Limestone Water - this was new to me

We attended a Thai cooking class while in Bangkok last week and one of the surprising to me ingredients was limestone (or lime) water. It’s made by soaking lime putty in water and apparently makes pastry crispier and helps fruit keep its shape when cooked.

Here’s a sample recipe:

Has anyone here used the ingredient outside of traditional thai recipes? I could see trying it in a pie crust or fruit pie filling.

No but I’ve used other alkaline ingredients. Limestone is calcium carbonate and they made it in Thailand by burning sea shells and running water through the result. It would be an interesting thing to use.

You can make sodium carbonate by baking off most of the water in baking soda. It makes for a much stronger alkaline powder. If you use a bit when you make your homemade ramen noodles, you get the appropriate springy texture, very unlike Italian pasta. I believe that many, if not most Asian wheat noodles use some form of an alkaline agent, whether calcium or sodium-based.

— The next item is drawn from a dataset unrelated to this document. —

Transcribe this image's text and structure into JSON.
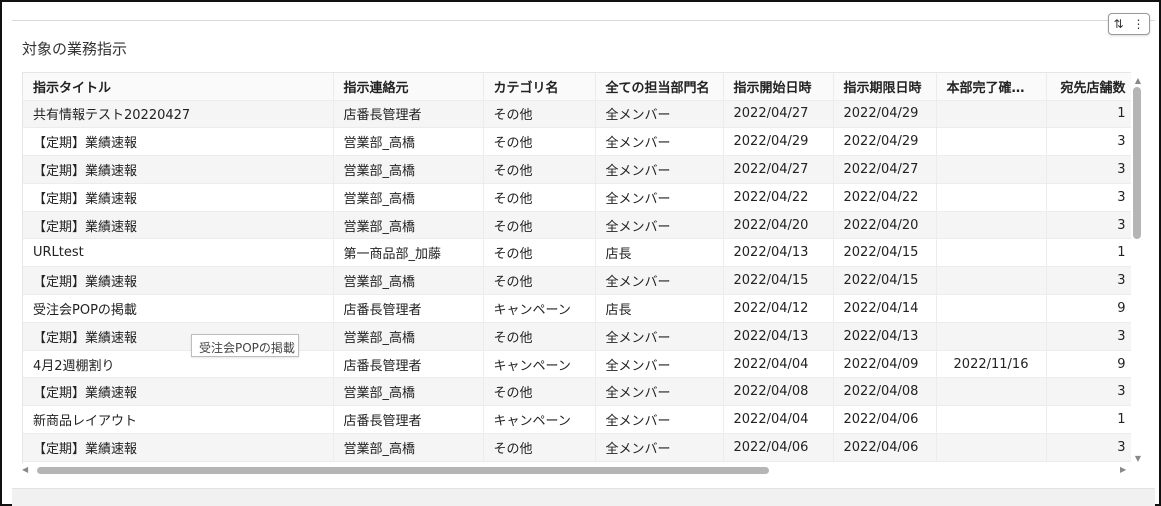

You can just throw it in the cooking water for any pasta, but then rinse the pasta or it will taste like soap. Do it with boiling water so you don’t cool down the pasta.

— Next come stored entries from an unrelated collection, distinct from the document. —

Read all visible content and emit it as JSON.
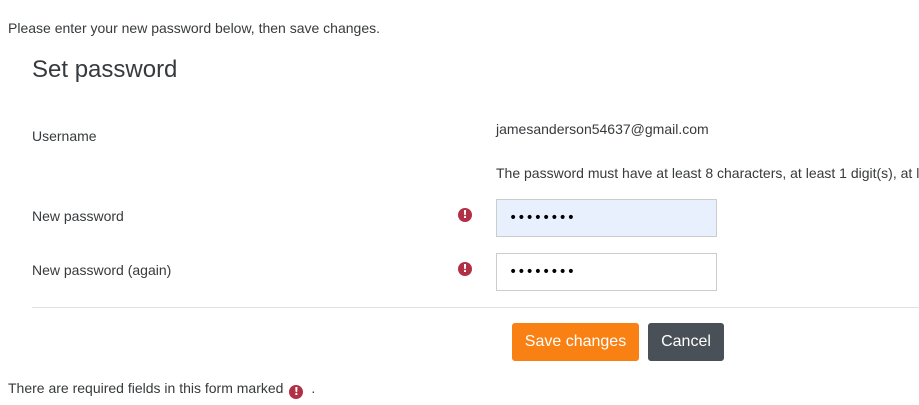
{
  "intro_text": "Please enter your new password below, then save changes.",
  "form": {
    "title": "Set password",
    "username_label": "Username",
    "username_value": "jamesanderson54637@gmail.com",
    "password_hint": "The password must have at least 8 characters, at least 1 digit(s), at l",
    "new_password_label": "New password",
    "new_password_value": "••••••••",
    "new_password_again_label": "New password (again)",
    "new_password_again_value": "••••••••",
    "required_icon_glyph": "!",
    "save_label": "Save changes",
    "cancel_label": "Cancel"
  },
  "footer": {
    "required_text": "There are required fields in this form marked",
    "trailing": "."
  },
  "colors": {
    "accent": "#f98012",
    "secondary_button": "#495057",
    "required_icon": "#b23045",
    "autofill_bg": "#e8f0fe"
  },
  "icons": {
    "required": "exclamation-circle-icon"
  }
}
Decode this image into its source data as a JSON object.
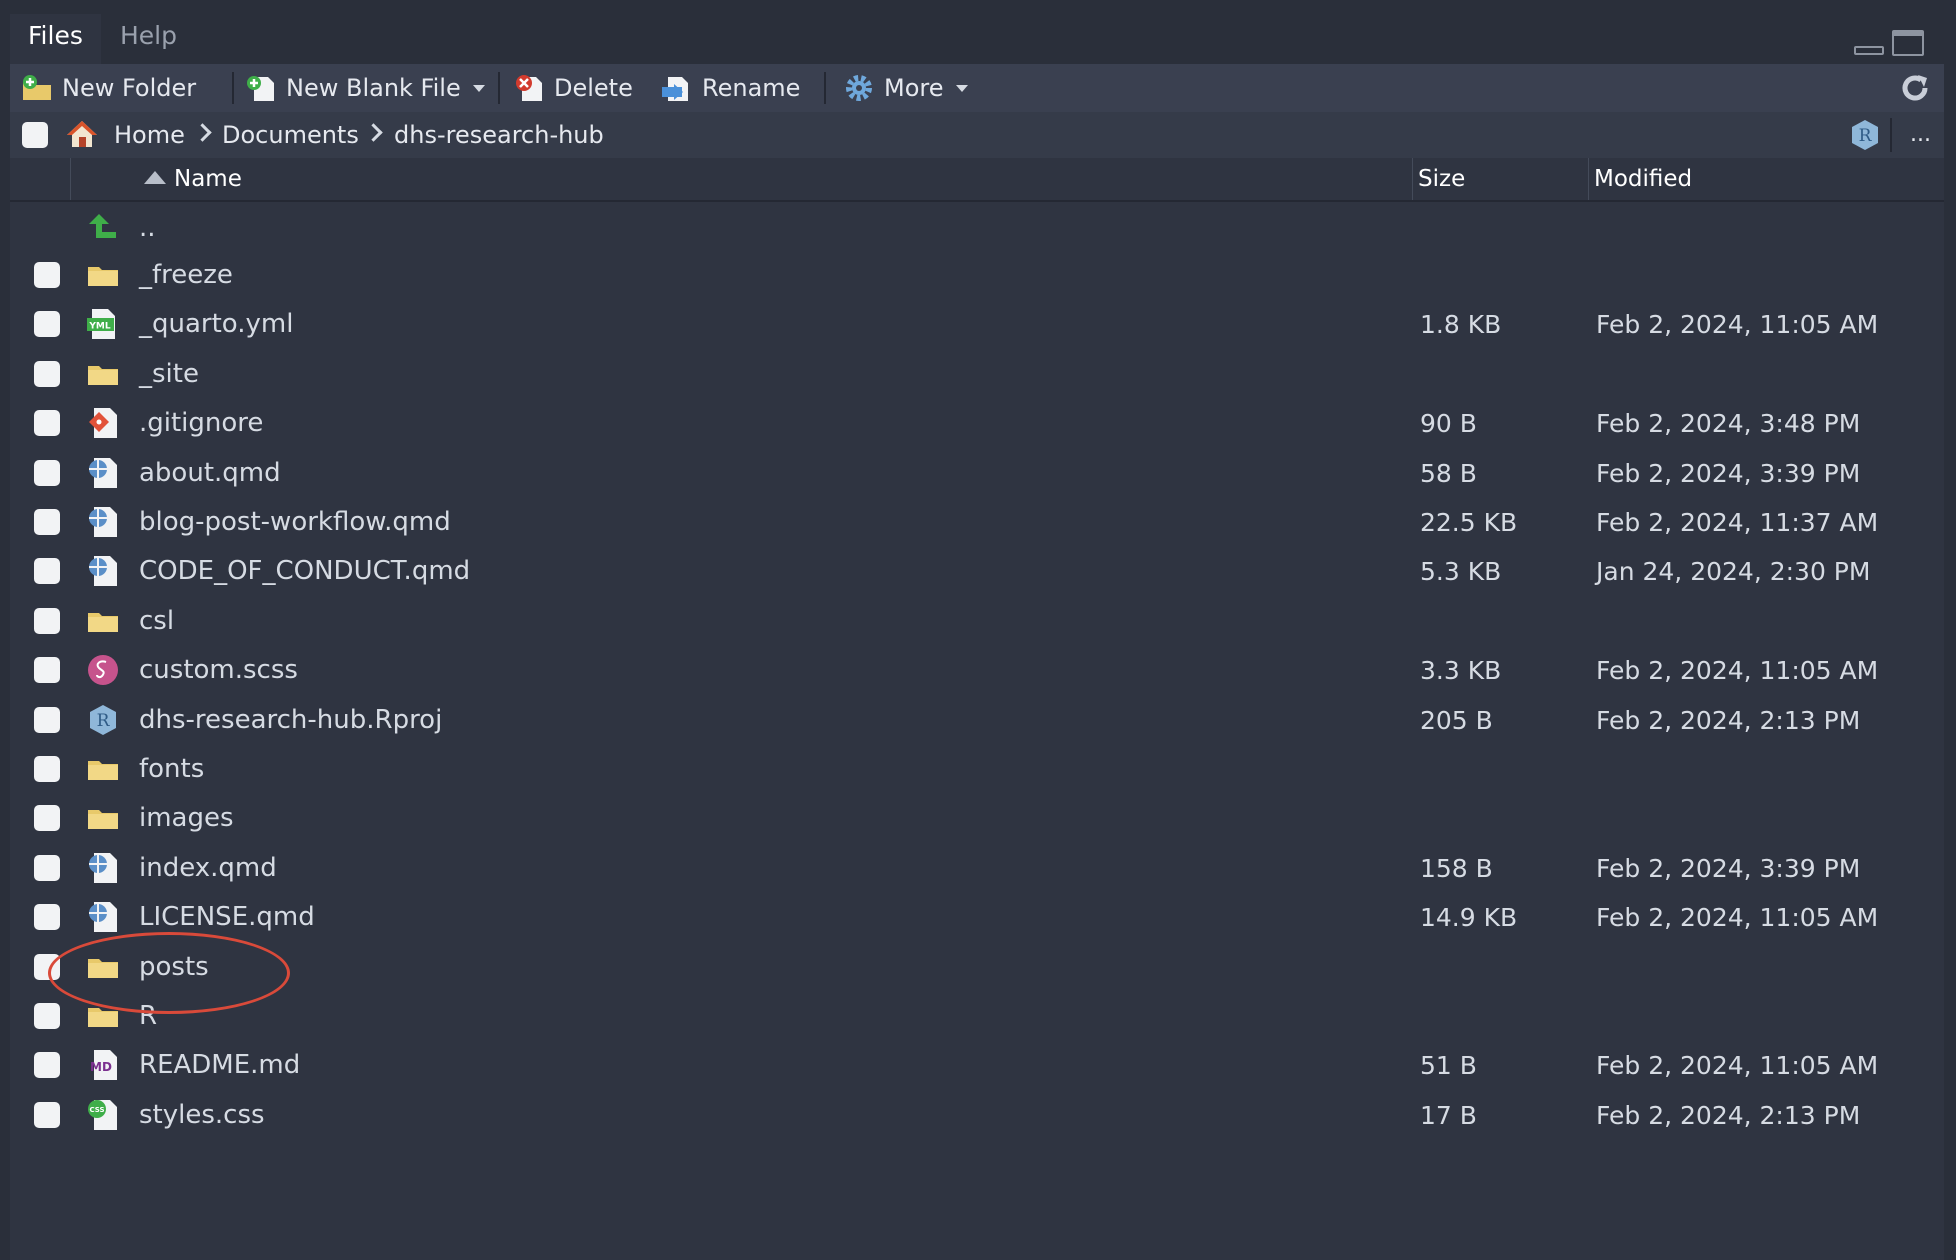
{
  "tabs": {
    "active": "Files",
    "inactive": "Help"
  },
  "toolbar": {
    "new_folder": "New Folder",
    "new_blank_file": "New Blank File",
    "delete": "Delete",
    "rename": "Rename",
    "more": "More"
  },
  "breadcrumb": {
    "home": "Home",
    "documents": "Documents",
    "project": "dhs-research-hub",
    "overflow": "..."
  },
  "columns": {
    "name": "Name",
    "size": "Size",
    "modified": "Modified"
  },
  "colors": {
    "background": "#2f3441",
    "toolbar": "#3a4050",
    "folder": "#e8c96a",
    "highlight": "#d94a3a",
    "up_arrow": "#3fae49"
  },
  "parent_row": {
    "name": ".."
  },
  "files": [
    {
      "name": "_freeze",
      "size": "",
      "modified": "",
      "icon": "folder-icon"
    },
    {
      "name": "_quarto.yml",
      "size": "1.8 KB",
      "modified": "Feb 2, 2024, 11:05 AM",
      "icon": "yml-file-icon"
    },
    {
      "name": "_site",
      "size": "",
      "modified": "",
      "icon": "folder-icon"
    },
    {
      "name": ".gitignore",
      "size": "90 B",
      "modified": "Feb 2, 2024, 3:48 PM",
      "icon": "git-file-icon"
    },
    {
      "name": "about.qmd",
      "size": "58 B",
      "modified": "Feb 2, 2024, 3:39 PM",
      "icon": "quarto-file-icon"
    },
    {
      "name": "blog-post-workflow.qmd",
      "size": "22.5 KB",
      "modified": "Feb 2, 2024, 11:37 AM",
      "icon": "quarto-file-icon"
    },
    {
      "name": "CODE_OF_CONDUCT.qmd",
      "size": "5.3 KB",
      "modified": "Jan 24, 2024, 2:30 PM",
      "icon": "quarto-file-icon"
    },
    {
      "name": "csl",
      "size": "",
      "modified": "",
      "icon": "folder-icon"
    },
    {
      "name": "custom.scss",
      "size": "3.3 KB",
      "modified": "Feb 2, 2024, 11:05 AM",
      "icon": "sass-file-icon"
    },
    {
      "name": "dhs-research-hub.Rproj",
      "size": "205 B",
      "modified": "Feb 2, 2024, 2:13 PM",
      "icon": "rproj-file-icon"
    },
    {
      "name": "fonts",
      "size": "",
      "modified": "",
      "icon": "folder-icon"
    },
    {
      "name": "images",
      "size": "",
      "modified": "",
      "icon": "folder-icon"
    },
    {
      "name": "index.qmd",
      "size": "158 B",
      "modified": "Feb 2, 2024, 3:39 PM",
      "icon": "quarto-file-icon"
    },
    {
      "name": "LICENSE.qmd",
      "size": "14.9 KB",
      "modified": "Feb 2, 2024, 11:05 AM",
      "icon": "quarto-file-icon"
    },
    {
      "name": "posts",
      "size": "",
      "modified": "",
      "icon": "folder-icon"
    },
    {
      "name": "R",
      "size": "",
      "modified": "",
      "icon": "folder-icon"
    },
    {
      "name": "README.md",
      "size": "51 B",
      "modified": "Feb 2, 2024, 11:05 AM",
      "icon": "markdown-file-icon"
    },
    {
      "name": "styles.css",
      "size": "17 B",
      "modified": "Feb 2, 2024, 2:13 PM",
      "icon": "css-file-icon"
    }
  ]
}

I’ve marinated shrimp in an alkaline water. It helps them become firmer when cooked. Or so I’m told. They didn’t seem all that different to me.

Interesting idea to use it in pastry. I haven’t done that but now I’m curious. The only problem is that a little of that stuff goes a long way.

What were you making with it when you used it?

That covers it!!!

That’s interesting; I just read an article the other day suggesting that if, in a pinch, you boil linguine with just a bit of baking soda the result is a passable ramen noodle. They also warned that a very little bit goes a long way.

We used it for a deep fried pastry which was indeed nice and crisp. How much if that was attributable to the water I don’t know.

I have a supply of the lime now waiting to experiment with.